Someone once asked if the voices of the saints and angels who came to Jeanne d’Arc (the original one) weren’t in her imagination. “Of course they are,” Jeanne said. “That’s where God speaks to me.”

Many things start in the head. Books, plays, films, paintings, sculptures are all things which everyone will agree proceeds from the mind of the artist through the hand and into the world. But we don’t like to think about other things that start in the head: wars, the decision to pull a trigger, to point the barrel of a tank cannon at a civilian hotel, etc. We don’t like to admit that these things even happen. We won’t let them into our imaginations because they disturb us, terrify us, make us lose sleep. So, using our imaginations, we wish them out of existence. We look to the immediate neighborhood and we say “All is right with the world.” “Something good is come to come out of this war.” And, as we do, we dispense with all the evidence to the contrary, that bad things are happening far away over the horizon line.

Sometimes I think Americans need a war on their soil — as they last had in 1865 — to remind them that this is a nasty thing. Europeans who have seen recent conflicts in Bosnia, Kosovo, and Makedonia have seen wars and they think twice about it. It doesn’t take much for them to invoke the horror of war, to see the dead people — the soldiers on our side and the families of children on theirs — in an imagination that is not far removed from reality. It is in America, where no one is storming our borders or bombing our cities, where we haven’t seen first hand a person killed by a shrapnel shell cutting through their neck — that our visions picture war as a good thing.

I hope that Americans wake up before that happens. There are only so many times that a barroom bully can win every brawl before someone gets smart and pulls a gun or the rest of the patrons gang up on him.

The bodies of my dead neighbors are in my imagination. I’d like to leave them there. And I’d like to see my fears of the dead in the next war reduced to phantoms of the mind, too.

Let’s talk peace in our minds and have the courage to speak it out in the world, without worrying about what our neighbors think. Let’s face the dead bodies made in our name and call our troops home.

Let’s stop denying the fruition of the fantasies of those who think we can live in peace while granting the violent fantasies of those who make this war in Iraq.
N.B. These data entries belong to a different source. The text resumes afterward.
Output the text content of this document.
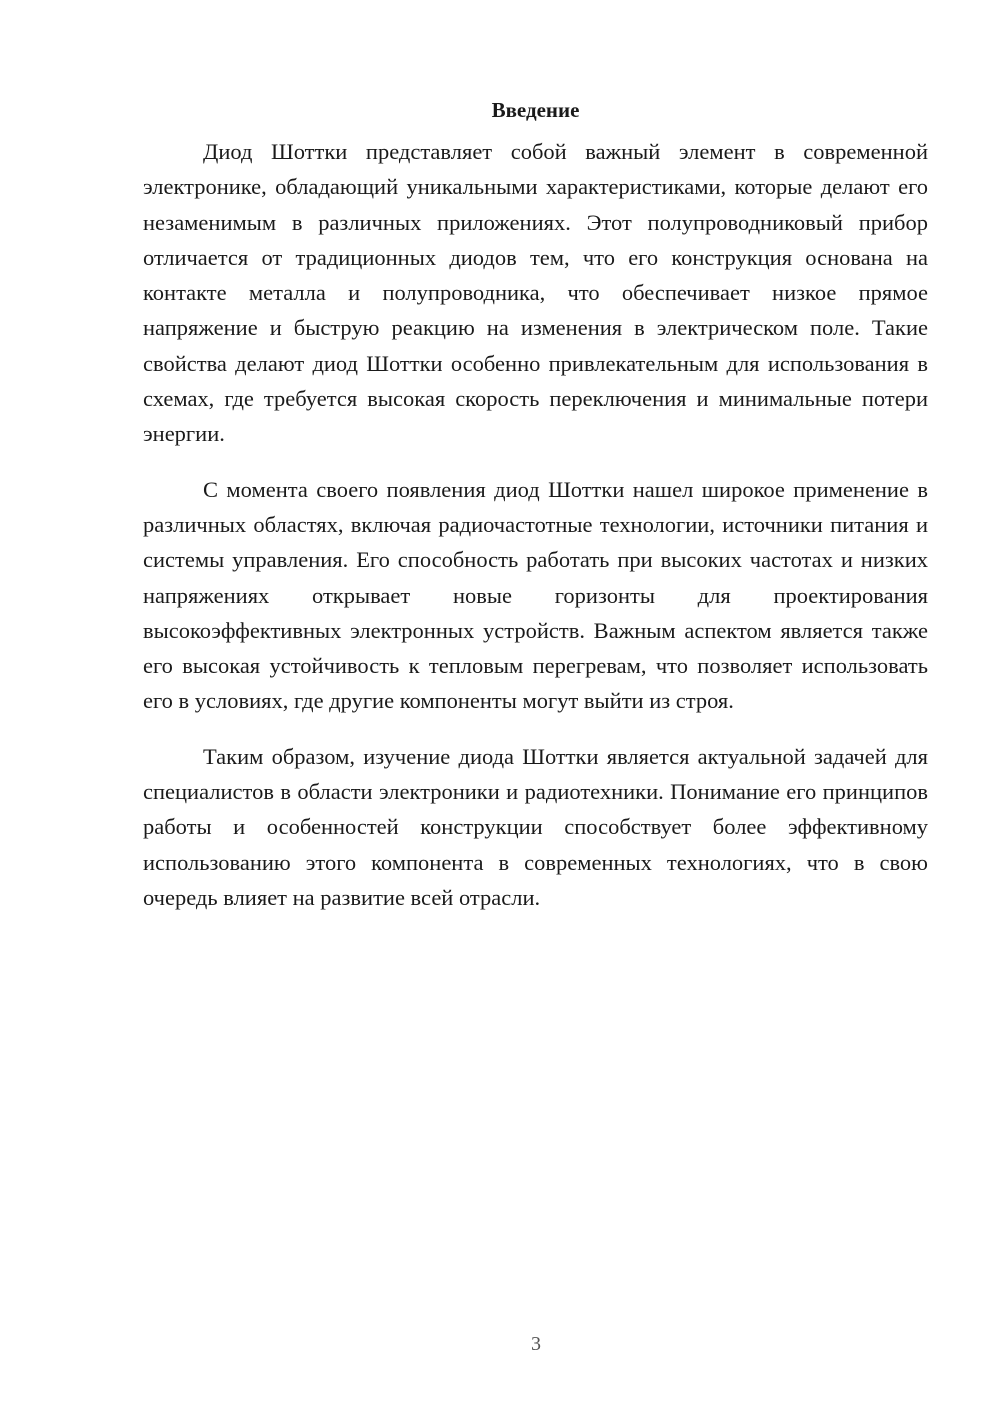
Введение

Диод Шоттки представляет собой важный элемент в современной электронике, обладающий уникальными характеристиками, которые делают его незаменимым в различных приложениях. Этот полупроводниковый прибор отличается от традиционных диодов тем, что его конструкция основана на контакте металла и полупроводника, что обеспечивает низкое прямое напряжение и быструю реакцию на изменения в электрическом поле. Такие свойства делают диод Шоттки особенно привлекательным для использования в схемах, где требуется высокая скорость переключения и минимальные потери энергии.

С момента своего появления диод Шоттки нашел широкое применение в различных областях, включая радиочастотные технологии, источники питания и системы управления. Его способность работать при высоких частотах и низких напряжениях открывает новые горизонты для проектирования высокоэффективных электронных устройств. Важным аспектом является также его высокая устойчивость к тепловым перегревам, что позволяет использовать его в условиях, где другие компоненты могут выйти из строя.

Таким образом, изучение диода Шоттки является актуальной задачей для специалистов в области электроники и радиотехники. Понимание его принципов работы и особенностей конструкции способствует более эффективному использованию этого компонента в современных технологиях, что в свою очередь влияет на развитие всей отрасли.

3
Let’s do some real positive thinking and real positive acting, seeking to improve on the ways we live in this world. If you look away from the negativism of war, you’re not making the bad stuff go away, you’re abetting it. That’s a reality that no amount of fantasizing will change unless you put on the armor of righteousness and set things aright by your vote, your voice, and your determination to make the good things of your imagination come out of your head, through your hands and your mouth, into this world.